The Telegraph reports that Boris Johnson’s government will impose new “safeguard” import limits on several developing countries, while announcing a two-year extension of duties imposed on developed countries and China.
Tariffs and quotas
On the basis of a report from the Trade Remedies Authority (TRA), international trade secretary Anne-Marie Trevelyan has proposed a two year extension of tariffs and quotas on 15 categories of steel products, reports S&P Global.
The TRA has also advised Trevelyan that India, Tunisia, Vietnam and Turkey have all exceeded an imports quota for developing countries, meaning that they should also be subjected to the tariffs already applied to other states.
Sources said Brazil and South Korea could also be hit.
The Times reports that Trevelyan’s belief that supporting British steel through the tariffs was the right thing to do.
The move has also received positive support from industry including Gareth Stave, director general of UK steel.
“Today’s decision to maintain the UK’s steel safeguard in full once again shows that the government is backing Britain’s steel industry,” he said.
Stace also said that tariffs should only be used as an interim measure, however.
“It is vital we now work with partners like the EU and the US to address the underlying issues that are destabilising global steel markets,” he said. “Safeguards are not a long-term solution, and the goal here is a global market for steel where we all play by the same rules.”
Fear of retaliation
Senior government figures are concerned that imposing tariffs could lead to a trade war, however, with retaliatory measures being placed on UK exports such as whisky and cars.
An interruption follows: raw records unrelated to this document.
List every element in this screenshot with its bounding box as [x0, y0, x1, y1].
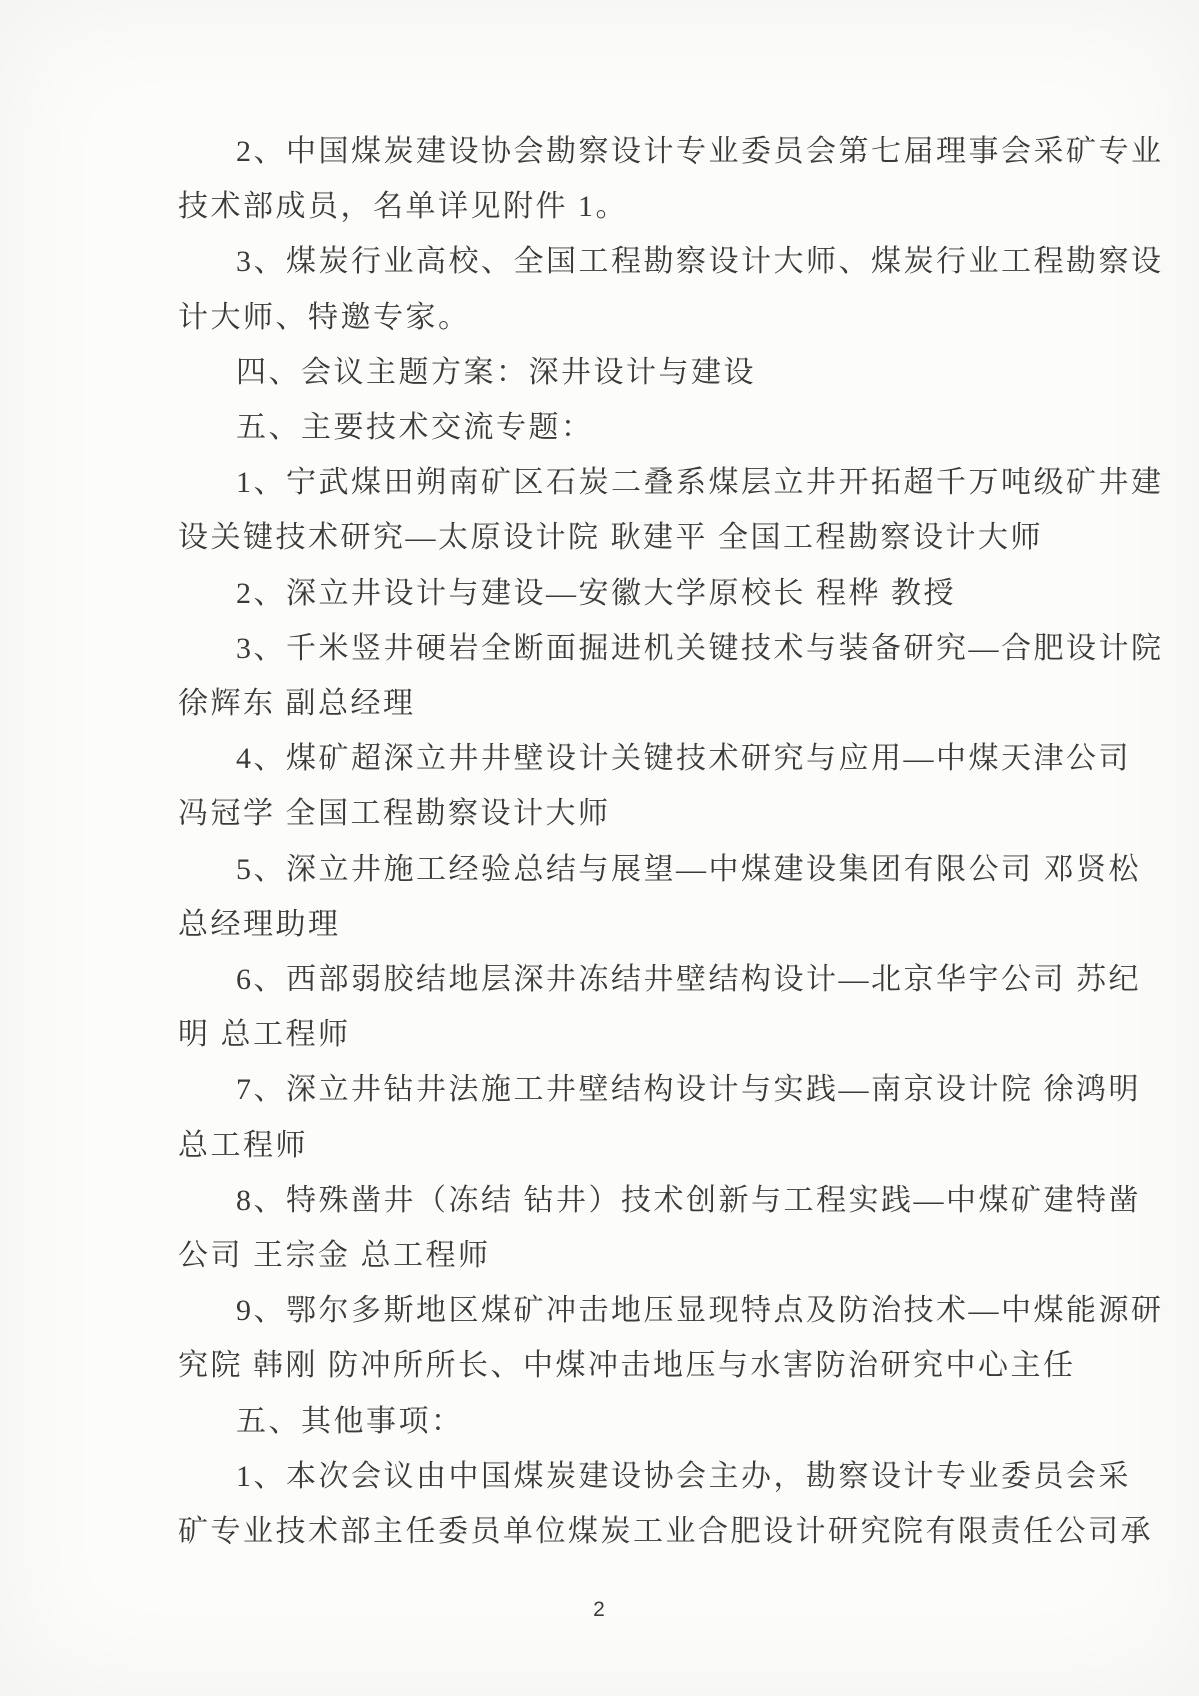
doc-line: 1、本次会议由中国煤炭建设协会主办，勘察设计专业委员会采: [178, 1449, 970, 1504]
document-body: 2、中国煤炭建设协会勘察设计专业委员会第七届理事会采矿专业 技术部成员，名单详见…: [178, 124, 970, 1559]
doc-line: 明 总工程师: [178, 1007, 970, 1062]
doc-line: 公司 王宗金 总工程师: [178, 1228, 970, 1283]
doc-line: 总经理助理: [178, 897, 970, 952]
doc-line: 9、鄂尔多斯地区煤矿冲击地压显现特点及防治技术—中煤能源研: [178, 1283, 970, 1338]
doc-line: 7、深立井钻井法施工井壁结构设计与实践—南京设计院 徐鸿明: [178, 1062, 970, 1117]
doc-line section-heading: 五、主要技术交流专题：: [178, 400, 970, 455]
doc-line: 计大师、特邀专家。: [178, 290, 970, 345]
document-page: 2、中国煤炭建设协会勘察设计专业委员会第七届理事会采矿专业 技术部成员，名单详见…: [0, 0, 1199, 1696]
doc-line: 5、深立井施工经验总结与展望—中煤建设集团有限公司 邓贤松: [178, 842, 970, 897]
doc-line: 矿专业技术部主任委员单位煤炭工业合肥设计研究院有限责任公司承: [178, 1504, 970, 1559]
doc-line section-heading: 五、其他事项：: [178, 1394, 970, 1449]
doc-line: 技术部成员，名单详见附件 1。: [178, 179, 970, 234]
doc-line: 2、深立井设计与建设—安徽大学原校长 程桦 教授: [178, 566, 970, 621]
doc-line: 3、千米竖井硬岩全断面掘进机关键技术与装备研究—合肥设计院: [178, 621, 970, 676]
doc-line section-heading: 四、会议主题方案：深井设计与建设: [178, 345, 970, 400]
doc-line: 1、宁武煤田朔南矿区石炭二叠系煤层立井开拓超千万吨级矿井建: [178, 455, 970, 510]
doc-line: 6、西部弱胶结地层深井冻结井壁结构设计—北京华宇公司 苏纪: [178, 952, 970, 1007]
doc-line: 2、中国煤炭建设协会勘察设计专业委员会第七届理事会采矿专业: [178, 124, 970, 179]
doc-line: 3、煤炭行业高校、全国工程勘察设计大师、煤炭行业工程勘察设: [178, 234, 970, 289]
doc-line: 冯冠学 全国工程勘察设计大师: [178, 786, 970, 841]
doc-line: 4、煤矿超深立井井壁设计关键技术研究与应用—中煤天津公司: [178, 731, 970, 786]
doc-line: 8、特殊凿井（冻结 钻井）技术创新与工程实践—中煤矿建特凿: [178, 1173, 970, 1228]
page-number: 2: [0, 1598, 1199, 1622]
doc-line: 设关键技术研究—太原设计院 耿建平 全国工程勘察设计大师: [178, 510, 970, 565]
doc-line: 总工程师: [178, 1118, 970, 1173]
doc-line: 究院 韩刚 防冲所所长、中煤冲击地压与水害防治研究中心主任: [178, 1338, 970, 1393]
doc-line: 徐辉东 副总经理: [178, 676, 970, 731]
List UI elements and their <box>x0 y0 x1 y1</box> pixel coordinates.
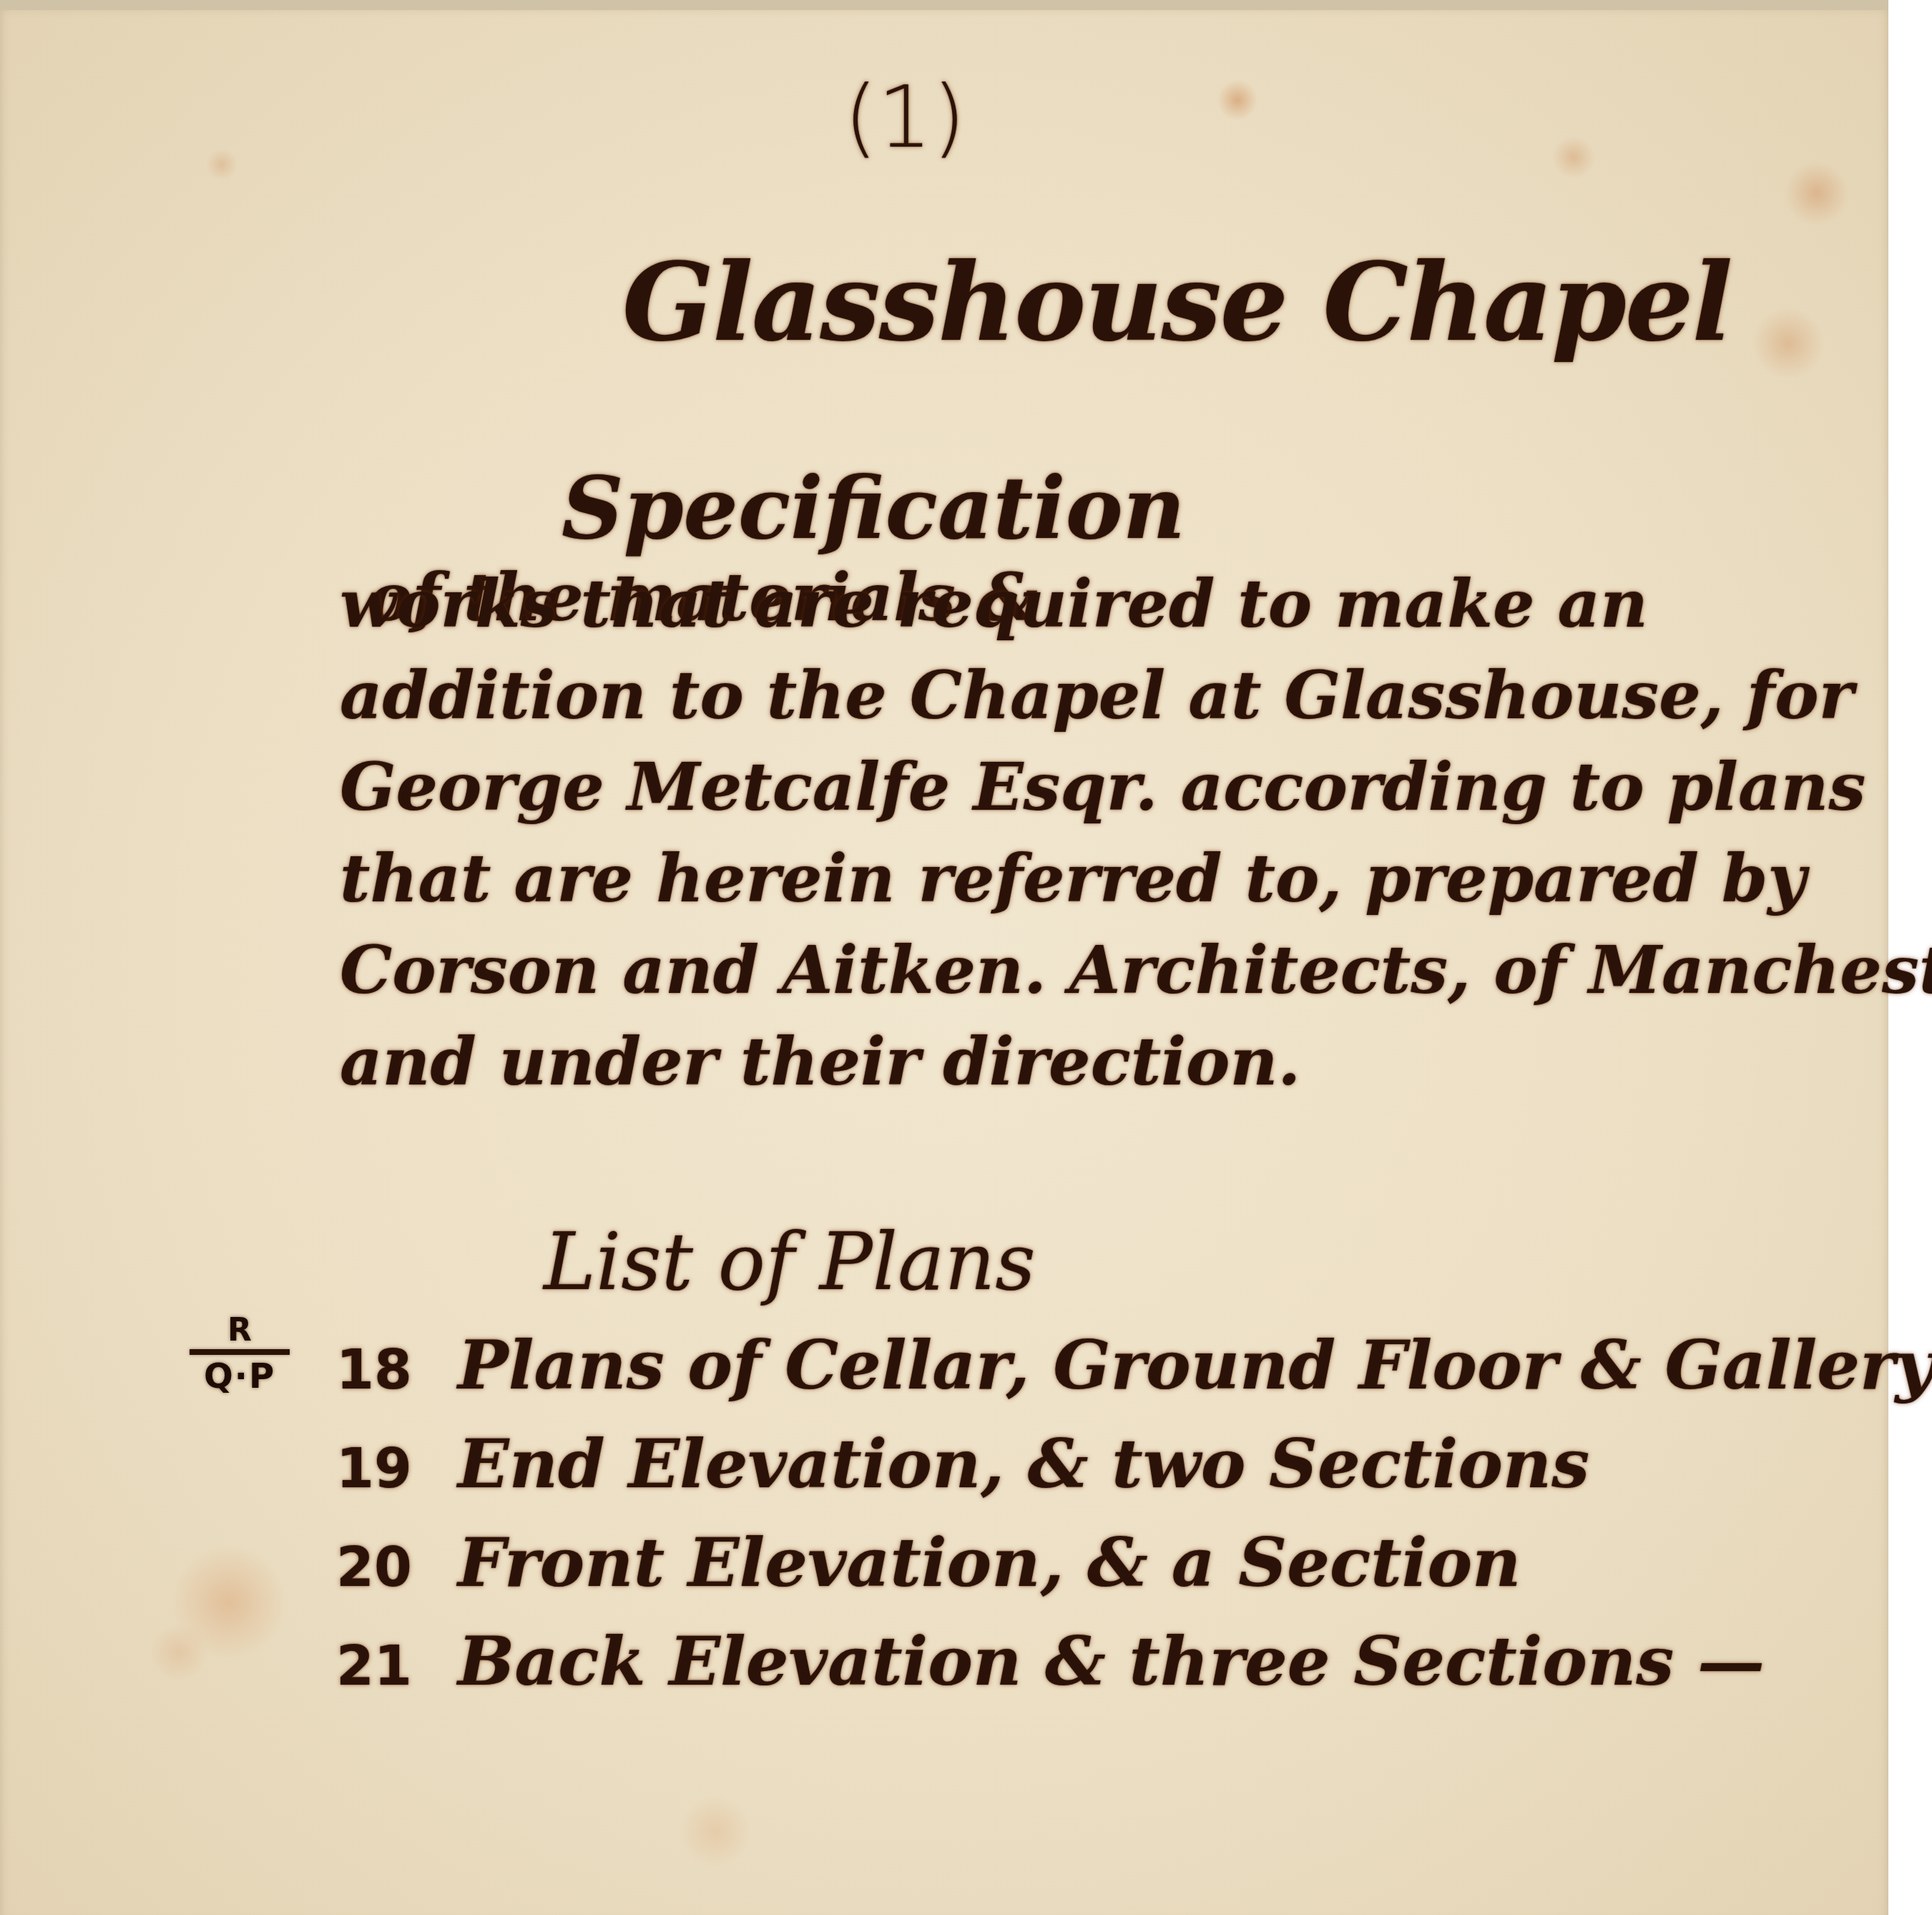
plan-description: Back Elevation & three Sections — <box>458 1622 1765 1701</box>
plan-number: 20 <box>336 1535 412 1599</box>
plan-number: 18 <box>336 1338 412 1401</box>
specification-paragraph: Specification of the materials & works t… <box>340 458 1842 1115</box>
manuscript-page: (1) Glasshouse Chapel Specification of t… <box>0 0 1888 1915</box>
spec-line-2: works that are required to make an <box>340 565 1842 657</box>
archive-stamp: R Q·P <box>182 1315 297 1404</box>
spec-line-text: and under their direction. <box>340 1023 1300 1100</box>
spec-line-text: that are herein referred to, prepared by <box>340 840 1806 917</box>
plan-description: End Elevation, & two Sections <box>458 1425 1589 1504</box>
spec-lead-word: Specification <box>562 458 1185 559</box>
spec-line-1: Specification of the materials & <box>340 458 1842 565</box>
stamp-top-text: R <box>182 1315 297 1346</box>
stamp-bottom-text: Q·P <box>182 1356 297 1396</box>
stamp-divider <box>190 1349 290 1355</box>
spec-line-text: works that are required to make an <box>340 565 1648 642</box>
list-of-plans-heading: List of Plans <box>544 1216 1036 1308</box>
plan-number: 21 <box>336 1634 412 1698</box>
spec-line-4: George Metcalfe Esqr. according to plans <box>340 748 1842 840</box>
spec-line-text: addition to the Chapel at Glasshouse, fo… <box>340 657 1853 734</box>
spec-line-3: addition to the Chapel at Glasshouse, fo… <box>340 657 1842 748</box>
plan-number: 19 <box>336 1436 412 1500</box>
spec-line-7: and under their direction. <box>340 1023 1842 1115</box>
page-top-edge <box>0 0 1888 10</box>
spec-line-text: Corson and Aitken. Architects, of Manche… <box>340 931 1932 1009</box>
plan-description: Front Elevation, & a Section <box>458 1524 1521 1602</box>
plan-description: Plans of Cellar, Ground Floor & Gallery <box>458 1326 1932 1405</box>
page-number: (1) <box>844 68 966 167</box>
spec-line-6: Corson and Aitken. Architects, of Manche… <box>340 931 1842 1023</box>
spec-line-text: George Metcalfe Esqr. according to plans <box>340 748 1865 826</box>
document-title: Glasshouse Chapel <box>622 240 1731 366</box>
spec-line-5: that are herein referred to, prepared by <box>340 840 1842 931</box>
They also worry that it will damage British manufacturers who rely on imported steel.
The measures will expose Boris Johnson to allegations that he is breaking international law – an allegation reportedly levelled at him by former ethics adviser Lord Geidt earlier this month.
Speaking at the G7 summit in Germany, Johnson said that the UK steel industry was finding it tough due to rising energy costs.
“I think it is reasonable for UK steel to have the same protections that other European, absolutely every other European economy does,” he said.
Shadow foreign secretary, David Lammy, said that Labour backed the decision to extend protections for domestic steel that were also in place in the US and the EU, reports the Guardian.